DO NOT use a 30 amp ammeter on this car. It has an alternator, 30 amp ammeters are designed for the lower current produced by a dynamo. The alternator provides enough current to fry this gauge, when it does nothing on your car will work and there may be a fire. When fitting an ammeter consider that all the power in the car flows through it and if it fails at any time you're stuck. You say you want it to show the current flow but not a constant, well you can't choose what it shows. It shows the current in the wire you splice it into. Basically all they show you is whether current is flowing to or from the battery which was very important with a dynamo (which only charge above a certain speed) but is almost useless information with an alternator. As long as the no-charge lamp isn't lit and the alternator can provide more than the accessory load the battery is charging because they produce the same voltage at all speeds once started. That's why cars don't have ammeters any more, they just aren't needed and most people wouldn't know what it was showing. A voltmeter is far more useful on a car with an alternator. If you want to fit one find a 60 amp, if you have a beefier alternator than that you can't have an ammeter from a range of car gauges because nobody makes one with high enough capacity. If you do fit it, make sure it's safe and bear in mind the possibility of failure.

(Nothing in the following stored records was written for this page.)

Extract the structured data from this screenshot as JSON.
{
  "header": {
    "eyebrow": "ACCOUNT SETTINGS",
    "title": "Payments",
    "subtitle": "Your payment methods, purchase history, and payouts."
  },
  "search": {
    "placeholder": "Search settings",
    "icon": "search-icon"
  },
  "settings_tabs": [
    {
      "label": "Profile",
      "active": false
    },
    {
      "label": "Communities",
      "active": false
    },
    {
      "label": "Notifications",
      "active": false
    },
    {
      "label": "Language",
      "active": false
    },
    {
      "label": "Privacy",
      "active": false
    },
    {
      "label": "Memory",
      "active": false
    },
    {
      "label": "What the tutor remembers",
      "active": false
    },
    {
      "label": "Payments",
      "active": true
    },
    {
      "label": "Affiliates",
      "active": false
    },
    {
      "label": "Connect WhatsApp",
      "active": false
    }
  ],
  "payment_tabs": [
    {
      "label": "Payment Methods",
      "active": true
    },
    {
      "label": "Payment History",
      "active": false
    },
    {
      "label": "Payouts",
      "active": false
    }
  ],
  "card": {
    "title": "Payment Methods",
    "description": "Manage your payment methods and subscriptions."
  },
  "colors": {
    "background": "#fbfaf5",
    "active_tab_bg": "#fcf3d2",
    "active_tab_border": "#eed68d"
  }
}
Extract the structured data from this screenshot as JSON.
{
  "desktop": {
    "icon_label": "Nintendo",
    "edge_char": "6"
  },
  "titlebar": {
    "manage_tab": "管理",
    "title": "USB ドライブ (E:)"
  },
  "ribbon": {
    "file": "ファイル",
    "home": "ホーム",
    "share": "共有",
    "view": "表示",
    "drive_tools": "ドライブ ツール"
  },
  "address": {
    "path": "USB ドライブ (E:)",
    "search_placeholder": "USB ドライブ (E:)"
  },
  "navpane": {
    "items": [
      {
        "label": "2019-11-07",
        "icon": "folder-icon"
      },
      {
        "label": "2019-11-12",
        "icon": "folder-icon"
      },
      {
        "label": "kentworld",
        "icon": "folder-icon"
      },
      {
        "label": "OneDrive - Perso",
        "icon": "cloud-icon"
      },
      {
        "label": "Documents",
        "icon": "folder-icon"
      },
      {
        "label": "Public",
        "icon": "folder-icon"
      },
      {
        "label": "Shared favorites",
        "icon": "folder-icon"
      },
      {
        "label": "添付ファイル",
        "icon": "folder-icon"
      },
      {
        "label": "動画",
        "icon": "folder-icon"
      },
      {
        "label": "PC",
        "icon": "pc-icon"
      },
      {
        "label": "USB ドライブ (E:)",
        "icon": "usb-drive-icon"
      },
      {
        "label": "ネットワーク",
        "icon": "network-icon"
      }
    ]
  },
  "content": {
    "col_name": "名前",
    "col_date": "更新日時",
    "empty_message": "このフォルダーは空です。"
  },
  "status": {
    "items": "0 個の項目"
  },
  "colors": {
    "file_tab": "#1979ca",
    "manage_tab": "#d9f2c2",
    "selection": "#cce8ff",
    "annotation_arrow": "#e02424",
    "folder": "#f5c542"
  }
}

Just to add to Dan's Post : There are two types of ammeter available , namely ; in-line type and Shunt type.
With the in line type mentioned above current flows through the ammeter providing a direct measurement. The Shunt type ammeter uses a metal bar which current passes through and the "ammeter" is actually a voltmeter measuring the volt drop across the metal bar , with the guage reading calibrated in amps.
Shunt type ammeters can be used for measuring much larger current.
A "stalled" starter motor , for example trying to operate with the engine prevented from rotating
is quite capable of drawing a few hundred amps current.